Last Act

Boston Globe editorial, 12/8/2000

ICE PRESIDENT Al Gore's cause is just, but he can claim few victories in the 30-day legal battle for Florida and the presidency. If the Florida Supreme Court decides against his appeal of a circuit judge's dismissal of his election contests, Gore should stop his appeals there and concede.

In our view, Gore has one more bite of the apple: Florida's top court declaring that the recounts he seeks must go forward over the objection of circuit court Judge N. Sanders Sauls. Practically, the ruling needs to come with a reasonable standard employed for counting partial impressions on the ballots and enough time and resources to complete the recounts by Dec. 12.

The parallel cases wending through Seminole and Martin counties that could turn the election results by throwing out thousands of absentee ballots, most cast for Governor George W. Bush, would be a cheap way to win. Because the tampered ballot applications cannot be segregated from those that were filed properly, all 15,000 absentee ballots would have to be destroyed, a remedy nearly as bad as the harm.

In his ruling Monday, Judge Sauls denied the only chance to determine what he said the Gore forces needed to prove: ''a reasonable probability'' that the results would be different were it not for the many irregularities documented by Gore. In a kind of pretzel logic, allowing the recount became the only way to prove the recount was warranted, and Sauls would not take one step without the other.

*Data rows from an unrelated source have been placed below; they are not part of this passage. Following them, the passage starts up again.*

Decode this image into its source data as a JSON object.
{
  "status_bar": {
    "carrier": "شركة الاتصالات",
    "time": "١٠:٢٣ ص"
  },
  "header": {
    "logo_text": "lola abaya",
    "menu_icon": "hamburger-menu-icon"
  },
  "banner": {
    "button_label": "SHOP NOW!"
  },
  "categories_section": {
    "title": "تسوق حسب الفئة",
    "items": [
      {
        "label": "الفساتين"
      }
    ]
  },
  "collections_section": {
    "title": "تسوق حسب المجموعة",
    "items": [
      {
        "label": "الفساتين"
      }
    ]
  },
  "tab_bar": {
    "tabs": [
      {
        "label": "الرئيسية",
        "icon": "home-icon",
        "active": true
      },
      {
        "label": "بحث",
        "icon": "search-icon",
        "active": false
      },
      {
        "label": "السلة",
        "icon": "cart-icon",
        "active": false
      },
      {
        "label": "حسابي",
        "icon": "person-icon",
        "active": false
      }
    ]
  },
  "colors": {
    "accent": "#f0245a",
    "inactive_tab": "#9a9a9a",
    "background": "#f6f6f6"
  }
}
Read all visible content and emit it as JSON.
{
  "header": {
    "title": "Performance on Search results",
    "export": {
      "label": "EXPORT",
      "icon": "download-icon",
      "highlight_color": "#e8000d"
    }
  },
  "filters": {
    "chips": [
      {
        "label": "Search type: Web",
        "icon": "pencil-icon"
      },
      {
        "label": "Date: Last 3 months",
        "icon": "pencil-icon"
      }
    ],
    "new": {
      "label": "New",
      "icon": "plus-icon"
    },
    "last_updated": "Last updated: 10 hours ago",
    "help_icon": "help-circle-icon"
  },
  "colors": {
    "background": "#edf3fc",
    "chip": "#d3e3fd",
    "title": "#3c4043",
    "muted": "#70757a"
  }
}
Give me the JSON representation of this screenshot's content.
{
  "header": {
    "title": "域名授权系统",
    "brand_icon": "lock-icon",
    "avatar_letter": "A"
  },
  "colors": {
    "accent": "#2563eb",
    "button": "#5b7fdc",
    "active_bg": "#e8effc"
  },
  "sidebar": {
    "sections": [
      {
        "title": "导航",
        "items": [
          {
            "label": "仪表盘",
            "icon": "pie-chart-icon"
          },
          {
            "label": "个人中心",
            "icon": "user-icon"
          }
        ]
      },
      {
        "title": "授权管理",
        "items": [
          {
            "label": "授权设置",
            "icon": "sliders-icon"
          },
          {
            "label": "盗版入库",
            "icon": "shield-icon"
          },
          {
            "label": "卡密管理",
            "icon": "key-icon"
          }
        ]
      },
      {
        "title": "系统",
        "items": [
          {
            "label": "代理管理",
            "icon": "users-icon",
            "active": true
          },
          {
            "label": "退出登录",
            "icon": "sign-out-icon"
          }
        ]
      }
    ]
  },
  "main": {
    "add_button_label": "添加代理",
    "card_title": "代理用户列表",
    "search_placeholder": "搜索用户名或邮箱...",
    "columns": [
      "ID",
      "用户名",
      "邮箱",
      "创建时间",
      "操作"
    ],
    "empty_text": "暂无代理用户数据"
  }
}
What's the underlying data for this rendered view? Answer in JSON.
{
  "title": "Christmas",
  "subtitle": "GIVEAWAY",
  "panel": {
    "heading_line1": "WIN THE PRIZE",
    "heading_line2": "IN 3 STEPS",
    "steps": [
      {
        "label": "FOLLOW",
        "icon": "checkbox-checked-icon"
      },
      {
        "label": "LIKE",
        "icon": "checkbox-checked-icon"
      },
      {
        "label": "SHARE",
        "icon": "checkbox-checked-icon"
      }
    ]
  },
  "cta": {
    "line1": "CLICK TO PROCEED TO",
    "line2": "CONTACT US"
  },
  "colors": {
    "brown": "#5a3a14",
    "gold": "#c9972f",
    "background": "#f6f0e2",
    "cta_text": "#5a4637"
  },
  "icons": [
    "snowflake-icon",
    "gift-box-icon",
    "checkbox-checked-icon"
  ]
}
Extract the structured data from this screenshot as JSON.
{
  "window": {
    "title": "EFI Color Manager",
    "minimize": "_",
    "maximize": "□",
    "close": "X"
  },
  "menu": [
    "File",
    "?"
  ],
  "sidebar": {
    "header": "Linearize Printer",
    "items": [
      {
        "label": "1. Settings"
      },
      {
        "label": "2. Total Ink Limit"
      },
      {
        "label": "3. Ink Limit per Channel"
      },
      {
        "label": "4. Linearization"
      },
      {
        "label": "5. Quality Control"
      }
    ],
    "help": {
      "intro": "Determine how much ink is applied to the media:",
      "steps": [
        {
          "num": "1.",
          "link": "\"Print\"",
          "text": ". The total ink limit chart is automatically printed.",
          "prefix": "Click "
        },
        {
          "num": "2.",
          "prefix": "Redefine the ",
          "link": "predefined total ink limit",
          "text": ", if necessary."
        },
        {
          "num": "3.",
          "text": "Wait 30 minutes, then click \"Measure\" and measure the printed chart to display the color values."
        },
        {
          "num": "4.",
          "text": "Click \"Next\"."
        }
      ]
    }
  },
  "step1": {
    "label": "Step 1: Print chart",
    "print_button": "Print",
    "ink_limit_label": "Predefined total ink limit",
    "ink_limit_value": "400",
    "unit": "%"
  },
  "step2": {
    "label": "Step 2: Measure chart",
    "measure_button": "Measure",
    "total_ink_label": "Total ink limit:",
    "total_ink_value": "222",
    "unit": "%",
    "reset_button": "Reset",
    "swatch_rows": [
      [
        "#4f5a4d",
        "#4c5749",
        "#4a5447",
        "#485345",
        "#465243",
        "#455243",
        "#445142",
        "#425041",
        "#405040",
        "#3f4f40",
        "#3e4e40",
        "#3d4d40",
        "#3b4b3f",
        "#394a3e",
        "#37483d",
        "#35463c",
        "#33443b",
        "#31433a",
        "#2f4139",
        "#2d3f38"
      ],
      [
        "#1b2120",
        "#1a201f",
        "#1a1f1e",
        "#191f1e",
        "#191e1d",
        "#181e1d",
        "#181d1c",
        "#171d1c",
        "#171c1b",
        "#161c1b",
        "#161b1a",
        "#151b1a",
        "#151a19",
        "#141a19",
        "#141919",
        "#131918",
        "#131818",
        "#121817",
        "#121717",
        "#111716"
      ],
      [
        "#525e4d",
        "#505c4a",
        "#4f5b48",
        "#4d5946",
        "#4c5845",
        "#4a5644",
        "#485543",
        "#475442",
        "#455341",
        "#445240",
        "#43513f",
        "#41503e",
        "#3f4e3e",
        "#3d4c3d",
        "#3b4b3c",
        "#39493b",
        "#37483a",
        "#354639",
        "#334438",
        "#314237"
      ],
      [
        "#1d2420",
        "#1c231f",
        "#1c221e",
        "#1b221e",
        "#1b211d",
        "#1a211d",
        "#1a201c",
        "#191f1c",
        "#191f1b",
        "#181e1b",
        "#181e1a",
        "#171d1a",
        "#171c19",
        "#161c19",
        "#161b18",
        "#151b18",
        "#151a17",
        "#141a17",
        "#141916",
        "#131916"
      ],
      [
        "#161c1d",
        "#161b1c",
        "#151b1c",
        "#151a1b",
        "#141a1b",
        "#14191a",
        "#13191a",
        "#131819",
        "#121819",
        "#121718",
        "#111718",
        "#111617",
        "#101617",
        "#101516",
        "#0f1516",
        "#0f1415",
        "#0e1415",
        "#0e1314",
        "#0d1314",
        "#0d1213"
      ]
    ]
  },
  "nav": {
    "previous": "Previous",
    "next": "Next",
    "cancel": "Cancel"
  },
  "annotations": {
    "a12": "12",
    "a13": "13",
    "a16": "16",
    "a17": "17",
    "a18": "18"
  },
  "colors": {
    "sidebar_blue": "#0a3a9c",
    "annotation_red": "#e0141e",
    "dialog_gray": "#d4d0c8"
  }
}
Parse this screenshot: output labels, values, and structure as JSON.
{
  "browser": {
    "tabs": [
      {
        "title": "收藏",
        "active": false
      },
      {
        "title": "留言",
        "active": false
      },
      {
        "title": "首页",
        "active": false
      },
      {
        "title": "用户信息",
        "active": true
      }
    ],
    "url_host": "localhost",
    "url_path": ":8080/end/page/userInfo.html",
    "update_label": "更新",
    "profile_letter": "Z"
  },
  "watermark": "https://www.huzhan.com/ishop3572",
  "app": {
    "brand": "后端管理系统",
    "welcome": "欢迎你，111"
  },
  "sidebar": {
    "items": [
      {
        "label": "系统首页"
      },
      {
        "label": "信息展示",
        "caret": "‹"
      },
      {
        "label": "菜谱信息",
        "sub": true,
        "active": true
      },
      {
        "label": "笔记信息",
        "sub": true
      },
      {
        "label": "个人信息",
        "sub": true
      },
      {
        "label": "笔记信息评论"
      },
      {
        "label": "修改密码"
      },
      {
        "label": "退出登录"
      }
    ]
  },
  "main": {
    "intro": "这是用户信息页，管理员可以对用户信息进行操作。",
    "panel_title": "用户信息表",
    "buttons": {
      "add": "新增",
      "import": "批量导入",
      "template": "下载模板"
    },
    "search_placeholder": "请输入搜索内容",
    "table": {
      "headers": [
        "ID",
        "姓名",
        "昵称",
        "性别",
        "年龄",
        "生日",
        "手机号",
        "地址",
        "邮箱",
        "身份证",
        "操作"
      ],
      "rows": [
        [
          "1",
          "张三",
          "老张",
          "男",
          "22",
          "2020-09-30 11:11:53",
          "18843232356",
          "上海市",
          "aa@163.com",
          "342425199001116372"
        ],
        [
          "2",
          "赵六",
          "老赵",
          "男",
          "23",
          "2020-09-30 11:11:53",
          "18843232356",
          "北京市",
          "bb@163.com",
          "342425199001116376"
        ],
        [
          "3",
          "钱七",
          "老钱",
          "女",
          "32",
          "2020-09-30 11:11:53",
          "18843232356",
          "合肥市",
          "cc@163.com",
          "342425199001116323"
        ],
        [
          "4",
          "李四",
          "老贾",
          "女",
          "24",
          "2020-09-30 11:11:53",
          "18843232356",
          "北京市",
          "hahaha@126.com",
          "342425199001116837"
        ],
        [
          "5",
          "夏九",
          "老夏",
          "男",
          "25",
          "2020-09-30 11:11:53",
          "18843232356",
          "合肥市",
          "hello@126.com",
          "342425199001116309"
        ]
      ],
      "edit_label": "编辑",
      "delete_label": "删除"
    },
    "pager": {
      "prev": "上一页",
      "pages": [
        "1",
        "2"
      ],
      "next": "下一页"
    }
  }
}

Yesterday lawyers for Gore made a strong case that Sauls had misread the law in requiring the ''reasonable probability'' standard; showing that the ballots in the contested counties ''place in doubt'' the outcome is also language in Florida law and should be sufficient. They also scored when arguing that Sauls erred in stating a recount of the entire state would be necessary, even where there was no protest.

But Sauls had issued a stinging rebuke of every claim Gore's lawyers made in contesting the Florida vote. And he made several ''findings of fact'' that are especially hard to overturn on appeal.

The US Supreme Court also cast a shadow over Florida's high court, suggesting they may not have had the right to uphold the extended recounts in the first place. The Florida court's uncertaintly was evident in the opening questions that probed whether the US Constitution doesn't give ''full plenary powers'' to the state Legislature to choose electors, a power that cannot be eroded even by the Florida constitution or its highest court.

The Republicans have played this legal campaign masterfully, using their full quiver of tactics to stall or derail the recounts, letting the clock run out. They may even have gamed the US Supreme Court, which issued a temporizing decision asking for clarification from the lower court, perhaps in the hope that the Florida courts would make a more definitive ruling unnecessary.

But determining what really happened on election night is not a sports event or even a political campaign. It is a sober matter deserving the highest intentions on both sides. Bush too should abide by the Florida high court's decision and not appeal or stand in the way of the swiftest possible recounts if that is what the court orders.

The courts may never be able to provide a perfect outcome for what is so clearly an imperfect election. But they can confer a sense of fairness and propriety. Both candidates and all Americans should find a way to accept their verdict.